Figure 1. Potential interactions of RGK proteins with the CaV1.1 channel complex. RGK proteins inhibit CaV1.1 Ca2+ currents (green lines), charge movements (dashed black lines), and voltage-gated Ca2+ release (purple lines). Dashed lines are used to represents inhibitory CaV1.1 pathways shown to be mediated by some, but not, all RGK proteins. CaV1.1 inhibition may occur through RGK interactions with either the α1S- and/or β1a−subunits of the CaV1.1 channel complex, though specific sites of interaction are unknown (putative sites of interaction are indicated using question marks). ECC, excitation-contraction coupling; T-tubule, transverse tubule; RyR1, type I ryanodine receptor; SR, sarcoplasmic reticulum.

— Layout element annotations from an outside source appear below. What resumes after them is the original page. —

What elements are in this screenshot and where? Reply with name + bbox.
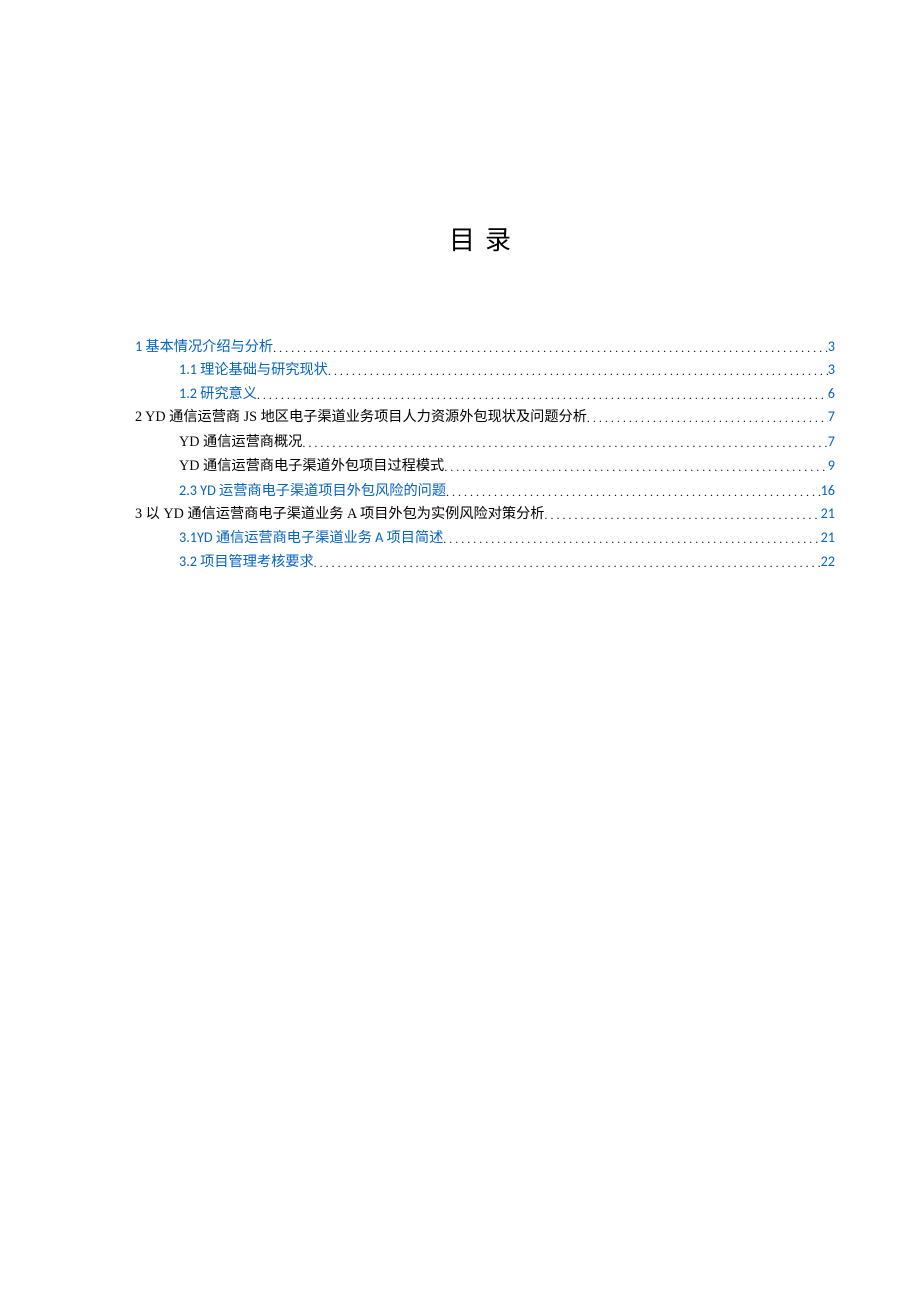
toc-entry: YD 通信运营商概况 7	[179, 430, 835, 454]
toc-entry-label[interactable]: 3.2 项目管理考核要求	[179, 550, 314, 573]
toc-leader-dots	[544, 506, 820, 526]
toc-entry-page: 7	[828, 405, 835, 428]
toc-leader-dots	[446, 483, 821, 502]
toc-entry-label[interactable]: 1.2 研究意义	[179, 382, 257, 405]
toc-list: 1 基本情况介绍与分析31.1 理论基础与研究现状31.2 研究意义62 YD …	[135, 335, 835, 573]
toc-entry-label[interactable]: 1.1 理论基础与研究现状	[179, 358, 328, 381]
toc-entry-label[interactable]: 3.1YD 通信运营商电子渠道业务 A 项目简述	[179, 526, 443, 549]
toc-leader-dots	[443, 530, 820, 549]
toc-leader-dots	[257, 386, 828, 405]
toc-entry-page[interactable]: 3	[828, 335, 835, 358]
toc-entry: YD 通信运营商电子渠道外包项目过程模式 9	[179, 454, 835, 478]
toc-entry: 3 以 YD 通信运营商电子渠道业务 A 项目外包为实例风险对策分析 21	[135, 502, 835, 526]
toc-entry-page[interactable]: 22	[821, 550, 835, 573]
toc-entry-label: 3 以 YD 通信运营商电子渠道业务 A 项目外包为实例风险对策分析	[135, 503, 544, 526]
toc-entry-label: YD 通信运营商概况	[179, 431, 302, 454]
toc-leader-dots	[444, 458, 828, 478]
toc-title: 目录	[135, 220, 835, 257]
toc-entry-page: 21	[821, 502, 835, 525]
toc-entry-page[interactable]: 3	[828, 358, 835, 381]
toc-entry[interactable]: 1 基本情况介绍与分析 3	[135, 335, 835, 358]
toc-entry[interactable]: 3.1YD 通信运营商电子渠道业务 A 项目简述 21	[179, 526, 835, 549]
toc-entry[interactable]: 1.2 研究意义 6	[179, 382, 835, 405]
toc-entry-label: YD 通信运营商电子渠道外包项目过程模式	[179, 455, 444, 478]
toc-leader-dots	[328, 362, 828, 381]
toc-entry-page[interactable]: 21	[821, 526, 835, 549]
toc-entry[interactable]: 2.3 YD 运营商电子渠道项目外包风险的问题 16	[179, 479, 835, 502]
toc-entry-page[interactable]: 16	[821, 479, 835, 502]
toc-entry-label[interactable]: 2.3 YD 运营商电子渠道项目外包风险的问题	[179, 479, 446, 502]
toc-entry-page: 9	[828, 454, 835, 477]
toc-entry-label[interactable]: 1 基本情况介绍与分析	[135, 335, 273, 358]
toc-entry-page: 7	[828, 430, 835, 453]
toc-entry-page[interactable]: 6	[828, 382, 835, 405]
toc-leader-dots	[587, 409, 828, 429]
toc-entry[interactable]: 3.2 项目管理考核要求 22	[179, 550, 835, 573]
toc-leader-dots	[314, 554, 821, 573]
toc-entry[interactable]: 1.1 理论基础与研究现状 3	[179, 358, 835, 381]
toc-entry-label: 2 YD 通信运营商 JS 地区电子渠道业务项目人力资源外包现状及问题分析	[135, 406, 587, 429]
toc-entry: 2 YD 通信运营商 JS 地区电子渠道业务项目人力资源外包现状及问题分析 7	[135, 405, 835, 429]
toc-leader-dots	[273, 339, 828, 358]
toc-leader-dots	[302, 434, 827, 454]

Romberg et al. show that RGK tripartite inhibition of CaV1.1 function leads to altered myotube morphology and contractile performance. While RGK expression is low in healthy muscle, Rad expression in muscle is increased in some forms of human disease, such as type II diabetes. In addition, CaV1.1-dependent charge movement and voltage-gated Ca2+ release are reduced in aged skeletal muscle, raising the possibility that reduced muscle performance in aging could also involve a component due to the increased RGK expression in muscle. Future work is needed to determine if this putative “RGK-mediated CaV1.1 brake” contributes to muscle dysfunction in aging and disease or if this mechanism serves a protective function to limit Ca2+ overload and muscle fiber degeneration.